Common questions about Subsidiary

Short answers, pulled from the story.

What is a subsidiary company owned or controlled by another company?

A subsidiary is a separate, distinct legal entity for the purposes of taxation, regulation, and liability that is owned or controlled by another company. The legal distinction between the parent and the subsidiary creates a shield that protects the parent from the liabilities of the child. This separation allows a subsidiary to sue and be sued separately from its parent while retaining its own executive leadership and legal identity.

How does a parent company control a subsidiary through ownership shares?

The ownership of a subsidiary is usually achieved by owning a majority of its shares, which gives the parent the necessary votes to elect their nominees as directors of the subsidiary and so exercise control. Control can be direct, such as an ultimate parent company controlling the first-tier subsidiary directly, or indirect, such as an ultimate parent company controlling second and lower tiers of subsidiaries indirectly through first-tier subsidiaries. European Union Recital 31 of Directive 2013/34/EU stipulates that control should be based on holding a majority of voting rights.

What is the difference between a first-tier subsidiary and a second-tier subsidiary?

A first-tier subsidiary is a subsidiary or child company of the ultimate parent company, while a second-tier subsidiary is a subsidiary of a first-tier subsidiary, effectively a grandchild of the main parent company. A third-tier subsidiary is a subsidiary of a second-tier subsidiary, a great-grandchild of the main parent company.

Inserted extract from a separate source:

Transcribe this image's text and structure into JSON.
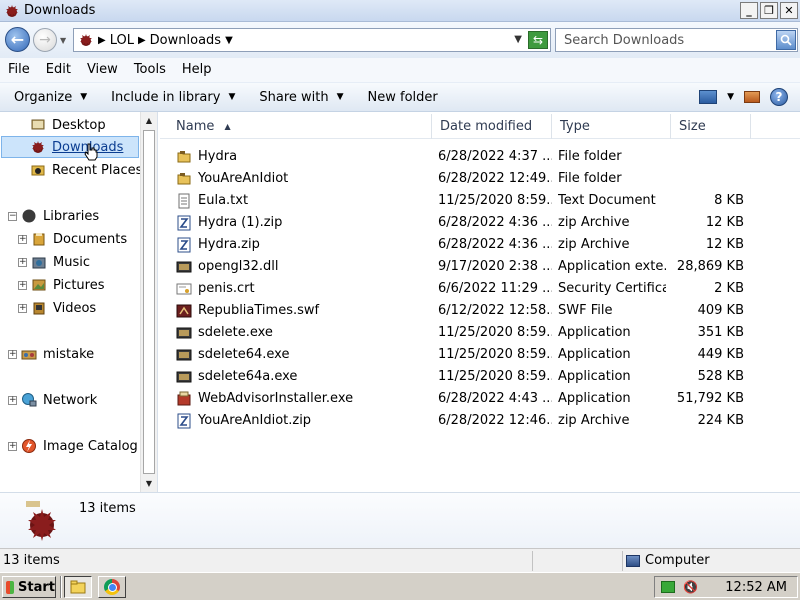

This tiered structure allows large corporations to organize their businesses into national and functional subsidiaries, often with multiple levels of subsidiaries.

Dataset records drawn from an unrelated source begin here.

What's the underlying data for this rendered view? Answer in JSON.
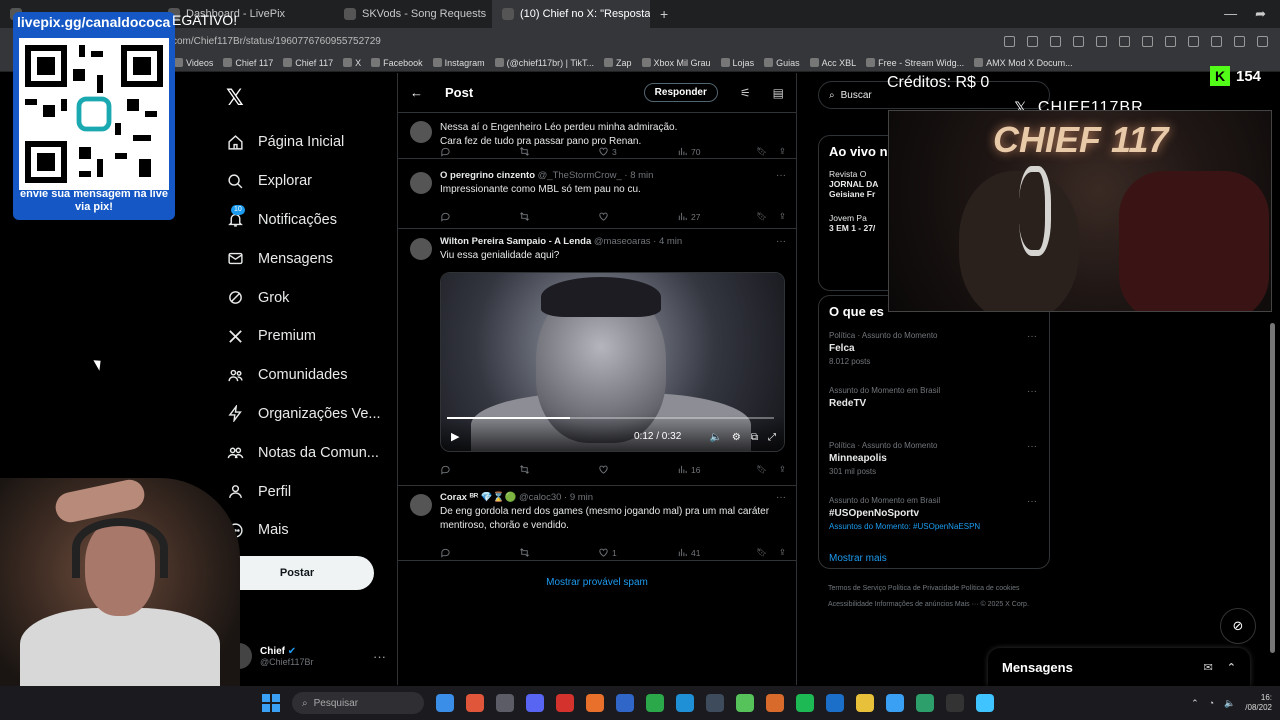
{
  "browser": {
    "tabs": [
      {
        "label": "",
        "active": false
      },
      {
        "label": "",
        "active": false
      },
      {
        "label": "Dashboard - LivePix",
        "active": false
      },
      {
        "label": "SKVods - Song Requests",
        "active": false
      },
      {
        "label": "(10) Chief no X: \"Resposta ao @",
        "active": true
      }
    ],
    "url": "com/Chief117Br/status/1960776760955752729",
    "bookmarks": [
      "Videos",
      "Chief 117",
      "Chief 117",
      "X",
      "Facebook",
      "Instagram",
      "(@chief117br) | TikT...",
      "Zap",
      "Xbox Mil Grau",
      "Lojas",
      "Guias",
      "Acc XBL",
      "Free - Stream Widg...",
      "AMX Mod X Docum..."
    ]
  },
  "overlay": {
    "qr_top": "livepix.gg/canaldococa",
    "qr_bottom": "envie sua mensagem na live via pix!",
    "negativo": "EGATIVO!",
    "creditos": "Créditos: R$ 0",
    "kick_count": "154",
    "cam_label": "CHIEF117BR",
    "cam_sign": "CHIEF 117"
  },
  "nav": {
    "items": [
      {
        "label": "Página Inicial",
        "icon": "home"
      },
      {
        "label": "Explorar",
        "icon": "search"
      },
      {
        "label": "Notificações",
        "icon": "bell",
        "badge": "10"
      },
      {
        "label": "Mensagens",
        "icon": "mail"
      },
      {
        "label": "Grok",
        "icon": "grok"
      },
      {
        "label": "Premium",
        "icon": "x"
      },
      {
        "label": "Comunidades",
        "icon": "people"
      },
      {
        "label": "Organizações Ve...",
        "icon": "bolt"
      },
      {
        "label": "Notas da Comun...",
        "icon": "notes"
      },
      {
        "label": "Perfil",
        "icon": "person"
      },
      {
        "label": "Mais",
        "icon": "more"
      }
    ],
    "post_button": "Postar",
    "profile_name": "Chief",
    "profile_handle": "@Chief117Br"
  },
  "feed": {
    "header_title": "Post",
    "reply_button": "Responder",
    "tweets": [
      {
        "name": "",
        "handle": "",
        "time": "",
        "text": "Nessa aí o Engenheiro Léo perdeu minha admiração.\nCara fez de tudo pra passar pano pro Renan.",
        "likes": "3",
        "views": "70"
      },
      {
        "name": "O peregrino cinzento",
        "handle": "@_TheStormCrow_",
        "time": "· 8 min",
        "text": "Impressionante como MBL só tem pau no cu.",
        "likes": "",
        "views": "27"
      },
      {
        "name": "Wilton Pereira Sampaio - A Lenda",
        "handle": "@maseoaras",
        "time": "· 4 min",
        "text": "Viu essa genialidade aqui?",
        "likes": "",
        "views": "16",
        "video_time": "0:12 / 0:32",
        "video_progress": 0.375
      },
      {
        "name": "Corax ᴮᴿ 💎⌛🟢",
        "handle": "@caloc30",
        "time": "· 9 min",
        "text": "De eng gordola nerd dos games (mesmo jogando mal) pra um mal caráter mentiroso, chorão e vendido.",
        "likes": "1",
        "views": "41"
      }
    ],
    "spam_link": "Mostrar provável spam"
  },
  "sidebar_right": {
    "search_placeholder": "Buscar",
    "live_title": "Ao vivo n",
    "live_items": [
      {
        "a": "Revista O",
        "b": "JORNAL DA",
        "c": "Geisiane Fr"
      },
      {
        "a": "Jovem Pa",
        "b": "3 EM 1 - 27/",
        "c": ""
      }
    ],
    "trends_title": "O que es",
    "trends": [
      {
        "category": "Política · Assunto do Momento",
        "name": "Felca",
        "count": "8.012 posts"
      },
      {
        "category": "Assunto do Momento em Brasil",
        "name": "RedeTV",
        "count": ""
      },
      {
        "category": "Política · Assunto do Momento",
        "name": "Minneapolis",
        "count": "301 mil posts"
      },
      {
        "category": "Assunto do Momento em Brasil",
        "name": "#USOpenNoSportv",
        "count": "Assuntos do Momento: #USOpenNaESPN"
      }
    ],
    "show_more": "Mostrar mais",
    "footer": [
      "Termos de Serviço",
      "Política de Privacidade",
      "Política de cookies",
      "Acessibilidade",
      "Informações de anúncios",
      "Mais ···",
      "© 2025 X Corp."
    ]
  },
  "messages_bar": "Mensagens",
  "taskbar": {
    "search": "Pesquisar",
    "time": "16:",
    "date": "/08/202"
  }
}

Can a parent company be smaller than a subsidiary in terms of workforce or assets?

The size of the workforce or the value of assets does not determine the hierarchy; control is defined strictly by the ownership of shares and the right to elect directors. A parent company can be smaller than a subsidiary, and the subsidiary can be a competitor to the parent. This arrangement happens frequently at the end of a hostile takeover or voluntary merger.

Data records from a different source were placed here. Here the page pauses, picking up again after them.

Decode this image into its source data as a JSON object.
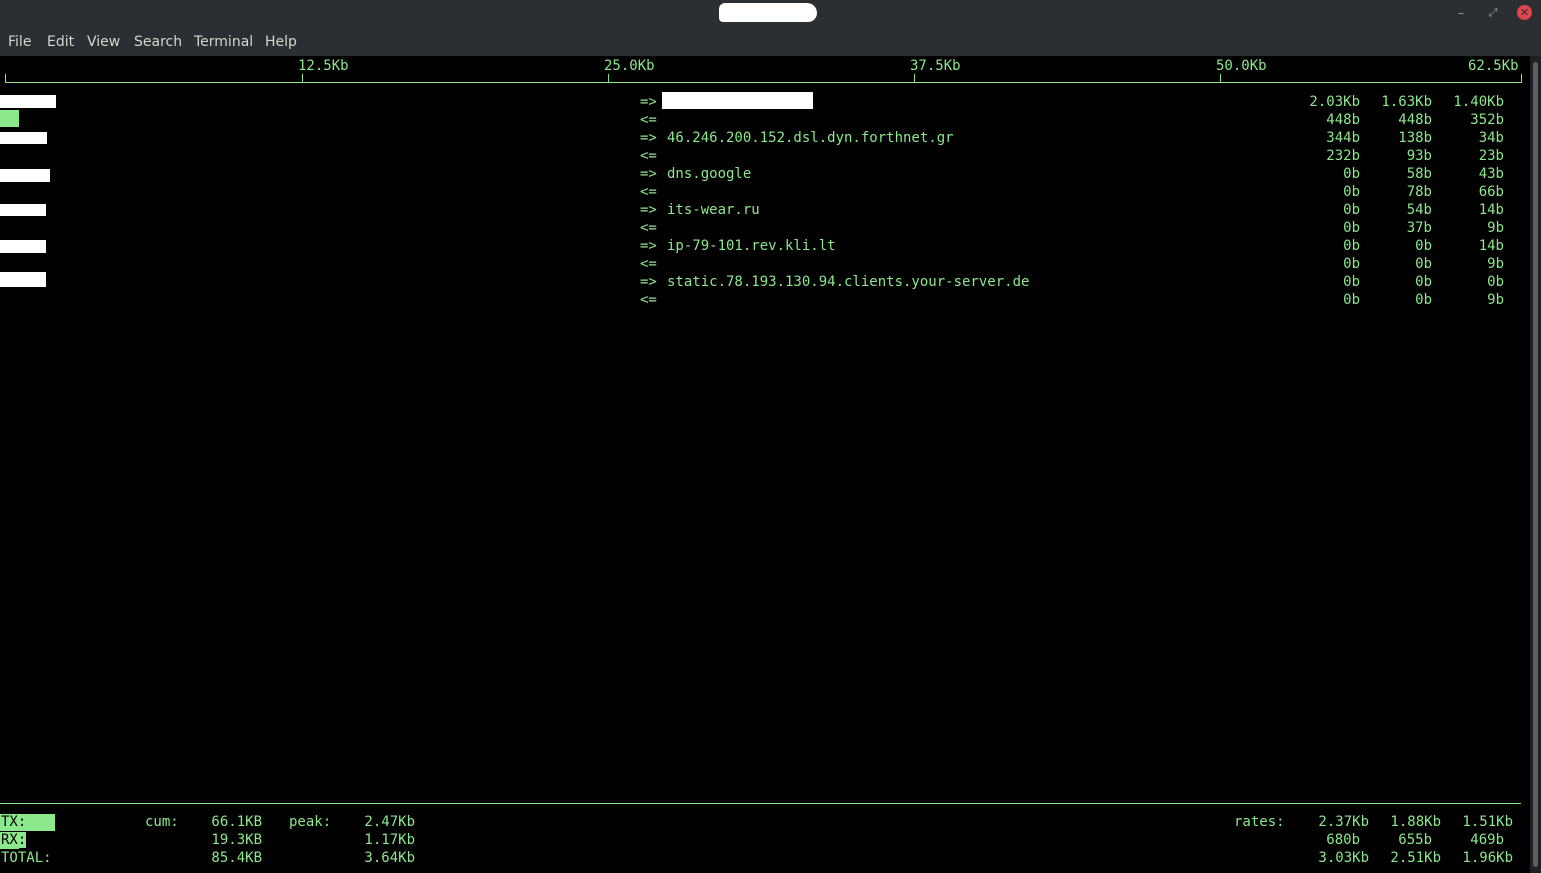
{
  "window": {
    "controls": {
      "minimize": "–",
      "maximize": "⤢",
      "close": "✕"
    }
  },
  "menubar": {
    "items": [
      "File",
      "Edit",
      "View",
      "Search",
      "Terminal",
      "Help"
    ]
  },
  "scale": {
    "labels": [
      "12.5Kb",
      "25.0Kb",
      "37.5Kb",
      "50.0Kb",
      "62.5Kb"
    ]
  },
  "connections": [
    {
      "dir": "=>",
      "host": "",
      "r2": "2.03Kb",
      "r10": "1.63Kb",
      "r40": "1.40Kb"
    },
    {
      "dir": "<=",
      "host": "",
      "r2": "448b",
      "r10": "448b",
      "r40": "352b"
    },
    {
      "dir": "=>",
      "host": "46.246.200.152.dsl.dyn.forthnet.gr",
      "r2": "344b",
      "r10": "138b",
      "r40": "34b"
    },
    {
      "dir": "<=",
      "host": "",
      "r2": "232b",
      "r10": "93b",
      "r40": "23b"
    },
    {
      "dir": "=>",
      "host": "dns.google",
      "r2": "0b",
      "r10": "58b",
      "r40": "43b"
    },
    {
      "dir": "<=",
      "host": "",
      "r2": "0b",
      "r10": "78b",
      "r40": "66b"
    },
    {
      "dir": "=>",
      "host": "its-wear.ru",
      "r2": "0b",
      "r10": "54b",
      "r40": "14b"
    },
    {
      "dir": "<=",
      "host": "",
      "r2": "0b",
      "r10": "37b",
      "r40": "9b"
    },
    {
      "dir": "=>",
      "host": "ip-79-101.rev.kli.lt",
      "r2": "0b",
      "r10": "0b",
      "r40": "14b"
    },
    {
      "dir": "<=",
      "host": "",
      "r2": "0b",
      "r10": "0b",
      "r40": "9b"
    },
    {
      "dir": "=>",
      "host": "static.78.193.130.94.clients.your-server.de",
      "r2": "0b",
      "r10": "0b",
      "r40": "0b"
    },
    {
      "dir": "<=",
      "host": "",
      "r2": "0b",
      "r10": "0b",
      "r40": "9b"
    }
  ],
  "totals": {
    "tx_label": "TX:",
    "rx_label": "RX:",
    "total_label": "TOTAL:",
    "cum_label": "cum:",
    "peak_label": "peak:",
    "rates_label": "rates:",
    "tx": {
      "cum": "66.1KB",
      "peak": "2.47Kb",
      "r2": "2.37Kb",
      "r10": "1.88Kb",
      "r40": "1.51Kb"
    },
    "rx": {
      "cum": "19.3KB",
      "peak": "1.17Kb",
      "r2": "680b",
      "r10": "655b",
      "r40": "469b"
    },
    "total": {
      "cum": "85.4KB",
      "peak": "3.64Kb",
      "r2": "3.03Kb",
      "r10": "2.51Kb",
      "r40": "1.96Kb"
    }
  },
  "colors": {
    "terminal_fg": "#8be88b",
    "terminal_bg": "#000000",
    "chrome_bg": "#2b2e33"
  }
}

When can creditors pierce the corporate veil of a subsidiary to hold the parent liable?

Creditors of an insolvent subsidiary can only pierce the corporate veil if they can prove the parent and subsidiary are mere alter egos of one another. In such rare cases, the parent company may be held liable, but the default rule remains that the two entities are distinct. This legal firewall is so robust that creditors of an insolvent subsidiary can only pierce the corporate veil if they can prove the parent and subsidiary are mere alter egos of one another.